Originally posted by delta_7890
I hear even the cops in the UK don't carry guns. Oo; That's a little..um..daring.
It's not particularly necessary in the UK; there is a special division (SO19, I think) who are trained to use and carry guns for responding to firearms incidents. It's rare enough to be major news when it does happen.
I think part of the reason behind the replica firearms legislation is that people have been killed for brandishing 'apparent' firearms at police; the second is simply that, in a gun-free (relatively) culture the threat of a convincing replica firearm is far greater than in somewhere like the US where guns are, AFAIK, fairly common and easily accessible.

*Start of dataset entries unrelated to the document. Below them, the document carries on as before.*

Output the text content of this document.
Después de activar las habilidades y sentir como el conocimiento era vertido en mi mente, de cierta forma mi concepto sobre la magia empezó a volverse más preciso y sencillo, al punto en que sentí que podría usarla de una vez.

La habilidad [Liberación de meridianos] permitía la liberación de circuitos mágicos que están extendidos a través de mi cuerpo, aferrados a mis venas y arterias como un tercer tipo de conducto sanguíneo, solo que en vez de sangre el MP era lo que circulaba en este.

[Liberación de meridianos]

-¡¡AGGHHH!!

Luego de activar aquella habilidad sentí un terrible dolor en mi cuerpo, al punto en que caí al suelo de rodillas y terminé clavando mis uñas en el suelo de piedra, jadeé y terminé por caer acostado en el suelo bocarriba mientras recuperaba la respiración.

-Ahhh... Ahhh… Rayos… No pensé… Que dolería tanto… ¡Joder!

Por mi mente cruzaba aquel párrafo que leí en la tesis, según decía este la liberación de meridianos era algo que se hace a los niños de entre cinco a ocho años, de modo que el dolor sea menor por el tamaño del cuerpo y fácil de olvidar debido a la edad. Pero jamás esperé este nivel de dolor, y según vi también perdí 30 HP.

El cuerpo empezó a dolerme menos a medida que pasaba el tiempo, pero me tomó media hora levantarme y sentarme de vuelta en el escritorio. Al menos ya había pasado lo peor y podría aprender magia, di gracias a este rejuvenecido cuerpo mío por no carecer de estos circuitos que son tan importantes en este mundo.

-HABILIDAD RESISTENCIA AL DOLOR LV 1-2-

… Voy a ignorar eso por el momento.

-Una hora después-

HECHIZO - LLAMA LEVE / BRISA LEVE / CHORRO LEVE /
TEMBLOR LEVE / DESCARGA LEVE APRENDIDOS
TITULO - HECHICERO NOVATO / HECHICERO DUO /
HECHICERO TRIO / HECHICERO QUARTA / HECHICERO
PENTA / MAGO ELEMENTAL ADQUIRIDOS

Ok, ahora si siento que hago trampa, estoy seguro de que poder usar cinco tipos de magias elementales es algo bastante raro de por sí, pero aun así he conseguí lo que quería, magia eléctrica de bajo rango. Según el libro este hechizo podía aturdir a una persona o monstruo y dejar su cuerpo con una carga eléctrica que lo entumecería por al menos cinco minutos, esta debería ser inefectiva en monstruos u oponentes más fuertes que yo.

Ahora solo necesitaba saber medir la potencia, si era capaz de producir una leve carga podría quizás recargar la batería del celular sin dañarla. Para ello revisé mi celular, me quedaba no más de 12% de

I'm...ambivalent on this issue. I don't see a real
need for airguns, so I'm not exactly gutted. Likewise replicas; they're not needed for anything (and it does say that there are exclusions, like for re-enactments / wargames, so hopefully said exclusions would be a sensible balance - unlikely for this government, though).
I do think it makes sense to regulate or ban the sales of martial arts weapons, swords, combat knives, etc; i.e. things which are designed for use as weapons rather than having a secondary purpose (such as kitchen knives). Regulation/registration rather than an outright ban would seem reasonably prudent; the issue of registration *should* put an issue of responsibility upon the buyer; it might be useful in tracing weapons sold on the black market back to a legally responsible owner.
The main issue to me is that, in general, this government is dedicating itself to trying to solve problems without even paying lip service to understand why the problem even exists - why do people shoot at fire engines (etc) with airguns, why do we get bands of ****-faced 16 year olds bottling people, etc. Ultimately, they're just making a face-effort attempt to remove the problem by illegalising it, when all that ever achieves is to drive it underground and make it even harder to tackle the underlying root cause.
I'm glad I'm not the only person who noticed the insanity of the black-box-in-car 'taxation' scheme. No-one in the TV news seems to have identified the inherent risk and civil rights issue of having government tracking of every car - despite the debbate over ID cards being fairly fresh inthe minds.